DESCRIPTION (provided by applicant): Neutron techniques complement X-ray diffraction techniques in their ability to precisely locate hydrogen and light atoms in various materials. This information is critical for determining the structure and function of proteins and for the discovery of biological processes taking place on a sub-molecular level, the knowledge of which is necessary in the fields of enzymology, functional genomics, bioenergetics, and structural biology. The advent of high flux pulsed neutron sources and portable laboratory sources will allow researchers to use this unique probe for detailed functional studies of biological matter. Unfortunately, however, the current state of the art area detector technology has significant performance limitations in terms of sensitivity, position resolution, and count rate capability, logistic complications, or non-real-time output. Relatively new digital readout technologies have potential to overcome many of these limitations, but unfortunately they are limited by the current neutron-sensitive scintillator technology. Current scintillators are associated with a tradeoff between detection efficiency and spatial resolution; have low discrimination between neutron and 3-ray events, and are slow in response. The development of new scintillators that overcome these difficulties and provide enhanced signal-to-noise ratios will result in improved detectors that will play a vital role in the effective utilization of neutron sources to facilitate important discoveries. We propose to address limitations of the current neutron scintillator technology by developing a large area, low cost, structured scintillator that can simultaneously provide very high spatial resolution, high detection efficiency, low sensitivity to gamma radiation, and fast temporal response. Furthermore, structured nature of the proposed scintillator will minimize lateral spread of scintillation light, thereby providing images with superior contrast. The novel scintillator thus developed will be integrated into the current digital readouts to demonstrate fabrication of detectors that will fulfill the demanding needs of the current and planned experiments at various institutions around the globe by conducting tests at such national laboratories as ORNL and NIST. The commercialization efforts will be undertaken in collaboration with an industrial partner who has well established production capabilities and marketing groups around the globe.

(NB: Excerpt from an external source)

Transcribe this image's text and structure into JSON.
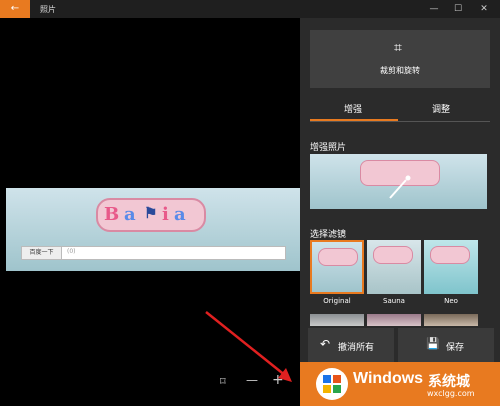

描述（由申请人提供）：中子技术补充了X射线衍射技术，可以精确定位各种材料中的氢和光原子。该信息对于确定蛋白质的结构和功能至关重要，对于在亚分子级上发生的生物过程的发现，这在酶学，功能基因组学，生物能学和结构生物学领域中必不可少。高通量脉冲中子源和便携式实验室来源的出现将使研究人员能够使用此独特的探测器来详细介绍生物学物质的功能研究。但是，不幸的是，在敏感性，位置分辨率和计数率能力，逻辑并发症或非实时时间输出方面，最先进的区域检测器技术的当前状态具有重大的性能限制。相对较新的数字读数技术有可能克服许多此类局限性，但不幸的是，它们受到当前中子敏感的闪光器技术的限制。当前的闪光灯与检测效率和空间分辨率之间的权衡相关。中子和3射线事件之间的歧视较低，并且响应缓慢。克服这些困难并提供增强的信噪比的新闪烁体的发展将导致改进的检测器，这将在有效利用中子源以促进重要发现中起着至关重要的作用。我们建议通过开发大面积，低成本，结构化的闪烁体来解决当前中子闪烁体技术的局限性，该闪烁体可以同时提供很高的空间分辨率，高检测效率，对伽马射线的低敏感性和快速的时间响应。此外，所提出的闪光灯的结构化性质将最大程度地减少闪烁光的侧向扩散，从而提供具有较高对比度的图像。因此，开发的新型闪光灯将集成到当前的数字读数中，以证明探测器的制造，这些探测器将通过在ORNL和NIST等国家实验室进行测试，以满足全球各个机构的当前和计划实验的苛刻需求。商业化工作将与在全球拥有良好生产能力和营销团体建立的工业合作伙伴合作进行。